Blogger Dionisoinascolto ha detto...

Caro Romanelli, mi meraviglia che lei, che ha anni di esperienza come critico musicale, se la senta di definire eccellenti tutti e quattro i solisti di questo Requiem: non era certo eccellente il tenore Casanova, che su alcune note più acute ha rischiato lo strozzamento o che in altre ha spezzato la frase per prendere fiato lì dove non era previsto.
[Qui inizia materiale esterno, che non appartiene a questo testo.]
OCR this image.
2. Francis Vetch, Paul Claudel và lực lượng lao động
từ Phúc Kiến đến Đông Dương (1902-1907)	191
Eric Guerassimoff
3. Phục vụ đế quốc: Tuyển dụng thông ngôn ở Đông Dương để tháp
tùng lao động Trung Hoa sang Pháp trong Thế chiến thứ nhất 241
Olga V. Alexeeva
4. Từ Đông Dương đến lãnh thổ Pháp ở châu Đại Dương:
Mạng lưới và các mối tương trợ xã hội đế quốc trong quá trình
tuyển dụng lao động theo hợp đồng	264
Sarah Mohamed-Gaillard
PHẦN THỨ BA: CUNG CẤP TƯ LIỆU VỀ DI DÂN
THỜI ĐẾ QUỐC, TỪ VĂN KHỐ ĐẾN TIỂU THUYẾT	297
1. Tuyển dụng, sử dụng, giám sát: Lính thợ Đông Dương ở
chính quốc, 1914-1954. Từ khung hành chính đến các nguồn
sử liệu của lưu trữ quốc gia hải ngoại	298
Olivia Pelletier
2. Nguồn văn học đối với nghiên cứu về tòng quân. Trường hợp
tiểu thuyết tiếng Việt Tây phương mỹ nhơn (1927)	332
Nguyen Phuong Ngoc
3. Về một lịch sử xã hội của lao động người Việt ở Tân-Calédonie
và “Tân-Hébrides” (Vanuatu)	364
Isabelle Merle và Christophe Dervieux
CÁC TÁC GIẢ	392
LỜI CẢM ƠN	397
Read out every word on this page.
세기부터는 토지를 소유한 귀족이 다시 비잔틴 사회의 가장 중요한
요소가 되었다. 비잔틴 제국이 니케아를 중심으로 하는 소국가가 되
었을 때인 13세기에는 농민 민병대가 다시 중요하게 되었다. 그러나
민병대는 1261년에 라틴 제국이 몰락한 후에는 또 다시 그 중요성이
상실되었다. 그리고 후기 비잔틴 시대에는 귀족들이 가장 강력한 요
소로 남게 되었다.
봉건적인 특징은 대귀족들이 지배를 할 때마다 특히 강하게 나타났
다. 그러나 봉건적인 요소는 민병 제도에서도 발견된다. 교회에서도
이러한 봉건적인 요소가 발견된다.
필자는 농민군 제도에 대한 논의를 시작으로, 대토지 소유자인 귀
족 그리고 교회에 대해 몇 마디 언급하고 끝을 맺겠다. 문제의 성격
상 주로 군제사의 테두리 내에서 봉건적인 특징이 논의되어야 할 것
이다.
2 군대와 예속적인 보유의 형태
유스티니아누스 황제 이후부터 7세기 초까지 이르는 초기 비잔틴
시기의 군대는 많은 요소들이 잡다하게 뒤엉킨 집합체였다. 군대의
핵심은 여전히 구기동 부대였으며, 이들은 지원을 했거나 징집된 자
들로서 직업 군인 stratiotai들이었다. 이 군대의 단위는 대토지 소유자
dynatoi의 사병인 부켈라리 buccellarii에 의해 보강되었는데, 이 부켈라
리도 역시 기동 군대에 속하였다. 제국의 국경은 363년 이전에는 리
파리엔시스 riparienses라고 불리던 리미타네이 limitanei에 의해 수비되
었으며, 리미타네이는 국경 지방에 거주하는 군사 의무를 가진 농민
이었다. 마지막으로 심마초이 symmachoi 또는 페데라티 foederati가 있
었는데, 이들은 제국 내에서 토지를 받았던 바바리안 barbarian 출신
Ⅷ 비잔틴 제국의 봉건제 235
Quanto agli altri, sono risultati certamente bravi come cantanti, ma le sembrano voci verdiane da Requiem?

3:00 PM

 
Blogger Alessandro Romanelli ha detto...

A me le quattro voci sono piaciute. Io le ho ascoltate la prima sera. Probabile che Lei, caro "Dionisoinascolto", abbia ascoltato la replica. In ogni caso se proprio vogliamo parlare di autentiche voci verdiane dovremmo stendere un velo pietoso su (quasi) tutto il panorama vocale del nostro tempo. Dove sono più i Carlo Bergonzi, i Cappuccilli, i Renato Bruson, le Tebaldi...d'un tempo? Ci accontentiamo di quel che passa il convento (o meglio le agenzie). Eccellente poi non è come dire STRAORDINARIO o STREPITOSO. Grazie del commento e stia bene.